On the center of my kitchen table is a small quilted table runner I made this year. On the runner is a hurricane vase filled with vintage ornaments, and a red wooden nutcracker who is missing both his feet.

And in the runner is stuck an embroidery needle. It has been there for four days.

So this is Christmas in my house.

Though Hubby and I technically "finished" decorating over Thanksgiving weekend while the kids were on holiday in the desert with their grandparents, the crafting and projects go on, pretty much until Christmas Eve.

I stuck the needle in the runner while I was embroidering a feather stitch on my new stocking, and haven't seen fit to put it away, because -- odds are -- I shall soon need it again. (I should mention at this time that my kids no longer put foreign objects in their mouth, and that sharp objects are so much a part of their life that they know how to handle them, much as Italian vintner's children don't abuse wine.)

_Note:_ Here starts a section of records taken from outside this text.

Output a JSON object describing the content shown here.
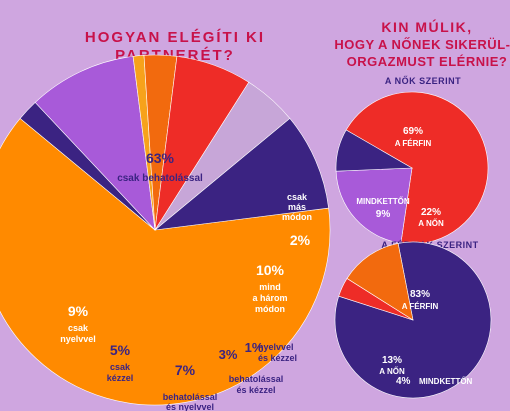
{
  "colors": {
    "background": "#cfa6e0",
    "title": "#c8124a",
    "orange": "#ff8a00",
    "navy": "#3b2382",
    "violet": "#a85ad9",
    "lilac": "#c7a6d8",
    "red": "#ee2c27",
    "dark_orange": "#f26a0e",
    "amber": "#f7a21b",
    "label_white": "#ffffff",
    "label_dark": "#3b2382"
  },
  "chart_data": [
    {
      "type": "pie",
      "title": "HOGYAN ELÉGÍTI KI PARTNERÉT?",
      "title_lines": [
        "HOGYAN ELÉGÍTI KI",
        "PARTNERÉT?"
      ],
      "slices": [
        {
          "value": 63,
          "pct": "63%",
          "label": "csak behatolással",
          "label_lines": [
            "csak behatolással"
          ],
          "color": "#ff8a00"
        },
        {
          "value": 2,
          "pct": "2%",
          "label": "csak más módon",
          "label_lines": [
            "csak",
            "más",
            "módon"
          ],
          "color": "#3b2382"
        },
        {
          "value": 10,
          "pct": "10%",
          "label": "mind a három módon",
          "label_lines": [
            "mind",
            "a három",
            "módon"
          ],
          "color": "#a85ad9"
        },
        {
          "value": 1,
          "pct": "1%",
          "label": "nyelvvel és kézzel",
          "label_lines": [
            "nyelvvel",
            "és kézzel"
          ],
          "color": "#f7a21b"
        },
        {
          "value": 3,
          "pct": "3%",
          "label": "behatolással és kézzel",
          "label_lines": [
            "behatolással",
            "és kézzel"
          ],
          "color": "#f26a0e"
        },
        {
          "value": 7,
          "pct": "7%",
          "label": "behatolással és nyelvvel",
          "label_lines": [
            "behatolással",
            "és nyelvvel"
          ],
          "color": "#ee2c27"
        },
        {
          "value": 5,
          "pct": "5%",
          "label": "csak kézzel",
          "label_lines": [
            "csak",
            "kézzel"
          ],
          "color": "#c7a6d8"
        },
        {
          "value": 9,
          "pct": "9%",
          "label": "csak nyelvvel",
          "label_lines": [
            "csak",
            "nyelvvel"
          ],
          "color": "#3b2382"
        }
      ]
    },
    {
      "type": "pie",
      "title": "KIN MÚLIK, HOGY A NŐNEK SIKERÜL-E ORGAZMUST ELÉRNIE?",
      "title_lines": [
        "KIN MÚLIK,",
        "HOGY A NŐNEK SIKERÜL-E",
        "ORGAZMUST ELÉRNIE?"
      ],
      "subtitle": "A NŐK SZERINT",
      "slices": [
        {
          "value": 69,
          "pct": "69%",
          "label": "A FÉRFIN",
          "color": "#ee2c27"
        },
        {
          "value": 22,
          "pct": "22%",
          "label": "A NŐN",
          "color": "#a85ad9"
        },
        {
          "value": 9,
          "pct": "9%",
          "label": "MINDKETTŐN",
          "color": "#3b2382"
        }
      ]
    },
    {
      "type": "pie",
      "subtitle": "A FÉRFIAK SZERINT",
      "slices": [
        {
          "value": 83,
          "pct": "83%",
          "label": "A FÉRFIN",
          "color": "#3b2382"
        },
        {
          "value": 4,
          "pct": "4%",
          "label": "MINDKETTŐN",
          "color": "#ee2c27"
        },
        {
          "value": 13,
          "pct": "13%",
          "label": "A NŐN",
          "color": "#f26a0e"
        }
      ]
    }
  ]
}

The nutcracker is one of many forsaken of his kind, rescued from garage sale boxes and redeemed by my husband's handiwork. Our extensive collection is being repaired one stringy synthetic beard and missing limb at a time, over a period of years. 

For a week I have been in a crafting frenzy, trying to get everything "done" so I could rest and enjoy the season. And then my eight year old said something that changed my attitude, or rather, I said something to her.

"Mom, I can't wait for Christmas to come."

And my response, gesturing widely to our decked out house, piles of unaddressed Christmas cards and mugs of cocoa was, "This is Christmas."

Christmas for me is all this chaos. Taming it is not the goal. Embracing it is. If I finish embroidering stockings and stock the fridge with cookie dough and complete all the gifts I'm sewing for my nieces and nephews, then what will I do? My favorite way to spend Christmas time is curled up on the couch with my tree lights on, a pair of scissors hanging from a ribbon around my neck, and a needle and thread in my hands.

I don't do all this stuff because I feel I have to. It's not perfectionism. I know no one will care if I buy store bought cookies and give the little ones in my life gift cards. I do it because it brings me joy. That is, when I remember to savor the scraps of fabric lying around and not believe that picking up the mess is what I really want.

Not that I don't sometimes go overboard or loose perspective. In fact, my husband and I are going to Las Vegas for a Christmas party this weekend, and for an hour or so I was thinking, "Oh no, I'm losing a whole weekend!" Of what? Wrapping, baking, sewing? Hello! I'm gaining  48 hours of sight-seeing, dancing, eating, drinking and sleeping late with my spouse! That, certainly, is Christmas too.